Le récit de Philip Meadows Taylor est fondé sur des confessions authentiques. Le jeune Amir Ali a été initié pour devenir un membre de la secte des étrangleurs ; voici ce que lui déclare son père adoptif, qui l' a élevé après avoir assassiné ses parents :
"Mon fils, tu as embrassé la profession la plus ancienne et la plus agréable à la divinité. Tu as juré d'être fidèle, brave et discret. Tu as juré de poursuivre la destruction de tout être vivant qui, par hasard ou par ruse, tombera en ton pouvoir, à l'exception de ceux qu'interdisent de tuer les lois de notre secte et qui doivent nous être sacrés.
Ce sont des sectes sur lesquelles ne s'étend pas notre pouvoir, et dont le sacrifice n'est pas agréable à notre divine maîtresse. Tels sont les blanchisseurs, les poètes, les Sikhs, les nanukshahis, les fakirs, les danseurs, les musiciens, les balayeurs, ceux qui pressent l'huile, les forgerons, les charpentiers et tous les blessés ou infirmes, ainsi que les lépreux.
A ces exceptions près, toute la race des hommes est offerte à ton pouvoir d'anéantissement et tu ne dois éviter aucune possibilité de les détruire."
( les nanukshahis sont une catégorie de religieux mendiants )

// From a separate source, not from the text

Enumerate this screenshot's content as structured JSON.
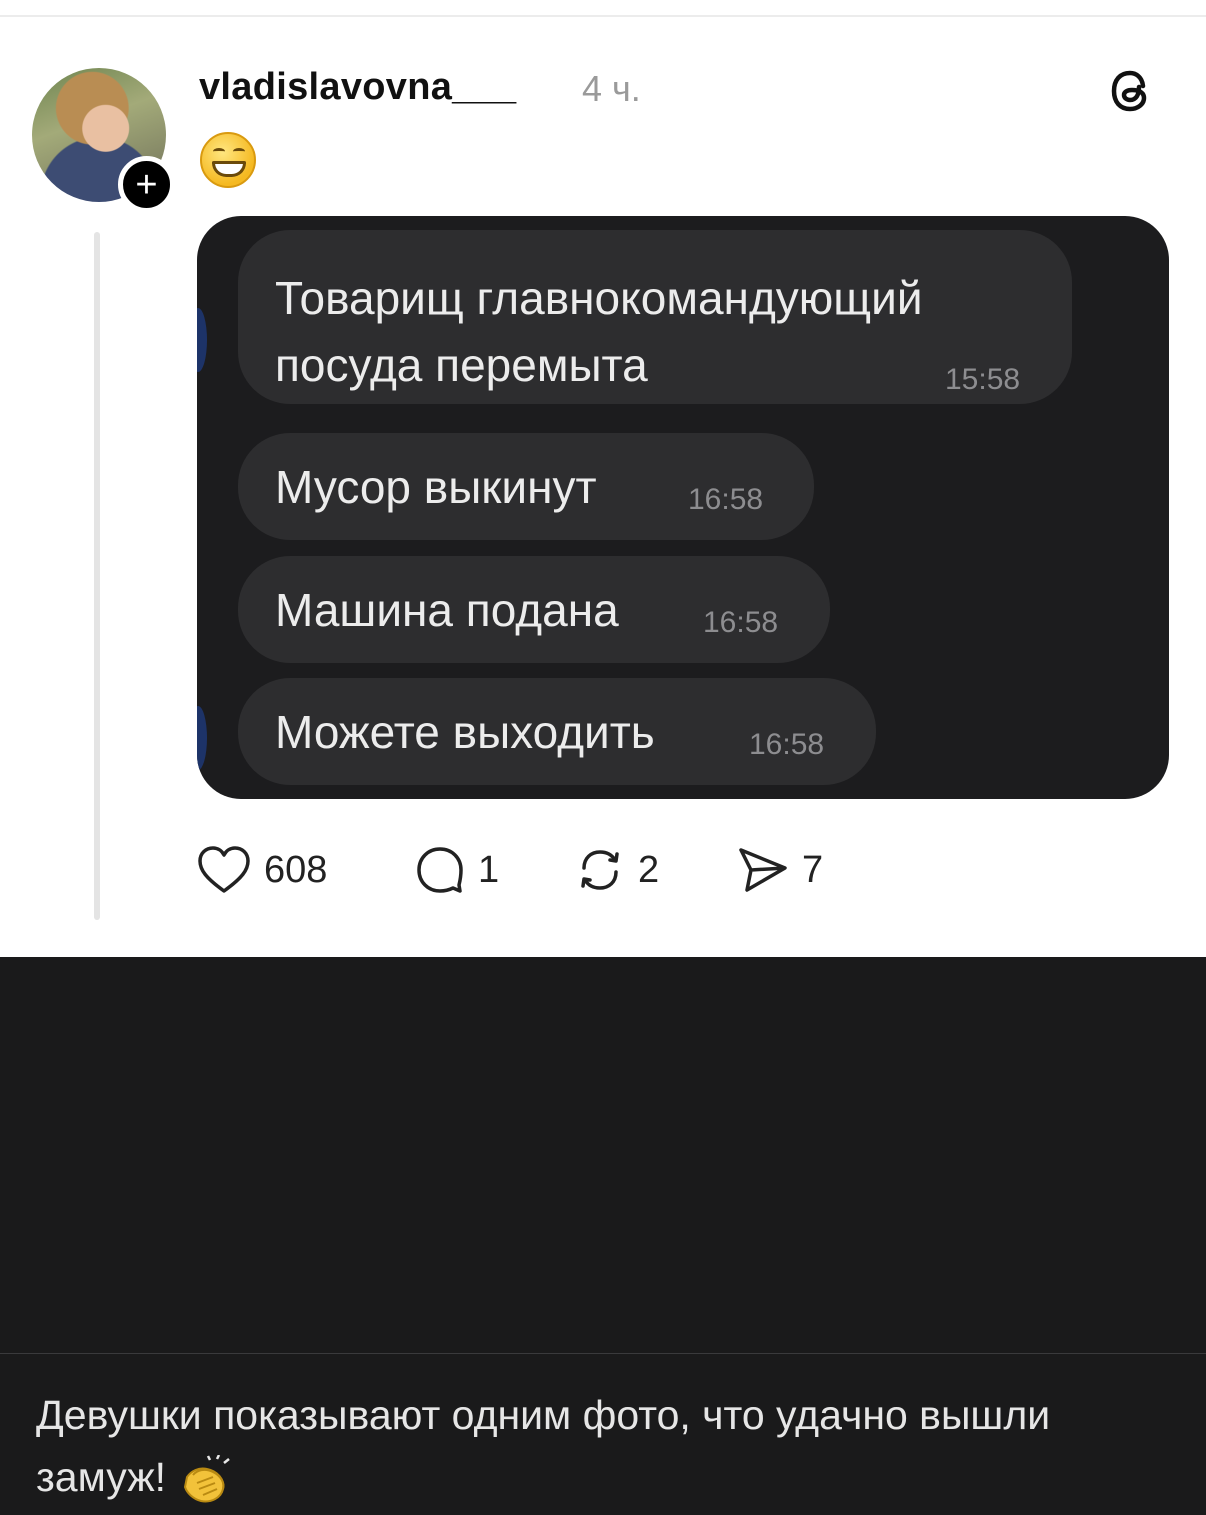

J'attendais anxieusement le signal ; je tenais crispé dans ma main le mouchoir fatal, tandis que ma première victime était juste devant moi. Il fit un pas ou deux vers la route, j'en fis autant, ayant à peine conscience de mes mouvements, si intense était le regard que j'attachais sur lui.
"Victoire à Kali !" s'exclama mon père. Le signal ! J'obéis ! Rapide comme la pensée, le roumal (mouchoir thug) se noua autour de sa nuque...
Je semblais doué de force surhumaine. Je tordis ma prise. Il lutta convulsivement quelques instants, puis tomba. Je ne relâchai pas mon étreinte, m'agenouillant sur lui, jusqu’à m'en faire mal aux mains : il ne bougeait plus. Il était mort. Je me relevai. Le sang battait à mes tempes et à mes oreilles. Il me semblait que j'aurais pu en faire autant à une centaine d'hommes, tant la chose m'avait paru facile.